Every argument I’ve been in about meat-eating inevitably seems to devolve into attacks on CAFOs, and I agree, they’re ethically indefensible. Not for their scale, but for the way they’ve disrupted the cycle, and in doing so create environmental problems and waste energy. The animals’ existence is not only unpleasant, but actively harmful to the ecosystem and to us. Bost emphasizes the ethics of growing plants can be equally problematic as long as it is based on converting fossil fuels into food rather than solar energy into food.
This will be the major obstacle our agricultural system will face in the next century. In the last century, the boom of industrialized farming allowed us to generate more food than has ever been seen in human history. It is economically efficient, and allowed us to feed not only ourselves but to export food all around the world. In the next century we need to address the fact that this boom occurred largely due to cheap fossil-fuel, not improved agriculture. This is ultimately not sustainable or good for the ecosystem. Industrial agriculture separated out the constituent elements of a farm and amplified them on a massive scale. But without co-ordination between the parts of a farm you lose energy efficiency for the sake of economic efficiency. Instead of having animals provide nitrogen, we use fossil fuels. Their waste then, instead of being reintegrated into the farm, is now a problem, for both the ecosystem and for the humans working and living there. The need to separate out the component parts of agriculture for industrial scaling has generated new problems we have to address if we’re going to continue to feed ourselves.
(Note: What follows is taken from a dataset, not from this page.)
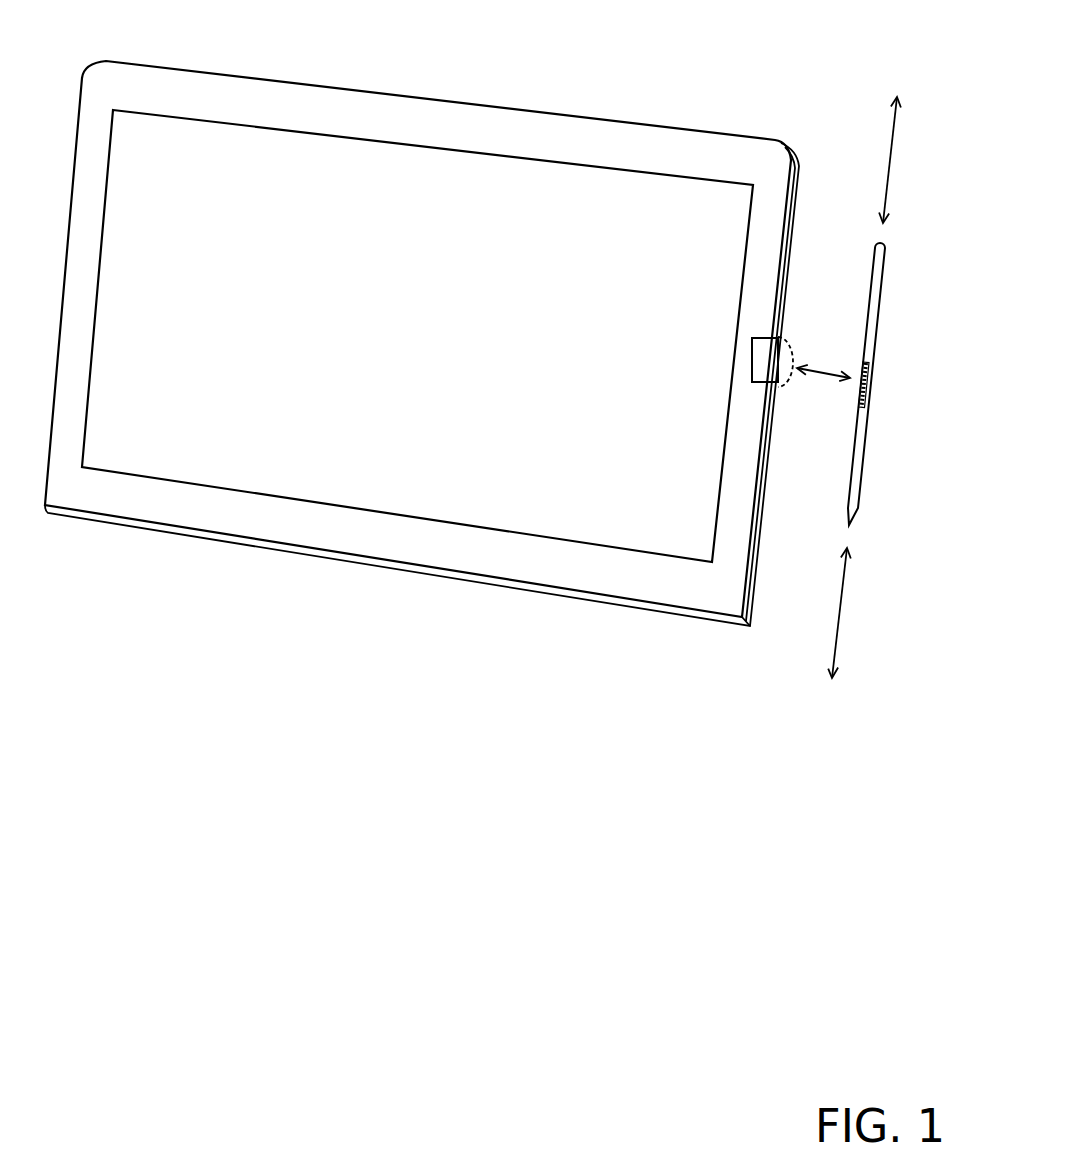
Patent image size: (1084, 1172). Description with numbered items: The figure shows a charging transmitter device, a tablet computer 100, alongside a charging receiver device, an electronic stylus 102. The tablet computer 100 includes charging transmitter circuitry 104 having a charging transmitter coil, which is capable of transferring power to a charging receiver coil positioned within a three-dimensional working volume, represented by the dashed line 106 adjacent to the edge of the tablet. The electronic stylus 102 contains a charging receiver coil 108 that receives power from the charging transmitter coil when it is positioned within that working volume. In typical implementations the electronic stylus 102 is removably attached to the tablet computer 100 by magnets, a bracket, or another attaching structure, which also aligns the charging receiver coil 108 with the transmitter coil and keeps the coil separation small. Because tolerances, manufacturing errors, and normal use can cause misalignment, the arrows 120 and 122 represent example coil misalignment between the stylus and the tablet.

Ethical farming and ethical eating therefore shouldn’t be an argument about meat, or worse accepting Newkirk’s profoundly ignorant article suggesting energy-inefficient in vitro meat as a replacement (how will it harvest energy from the sun?) but rather a return to some of the lessons that humans learned through thousands of years of trial and error in agriculture. That of a cycle, with the sun as the predominant source of energy, and animals reintegrated into our production system as a beneficial source of nitrogen and a source of farming efficiency. We will not be able to return to a pre-industrial state of agriculture, but instead we will innovate some hybrid of the two. Agriculture on a scale to feed the world, but with a design that recognizes the ideally cyclical nature of carbon and nitrogen fixation that we need to harvest energy efficiently from the sun, and not from oil.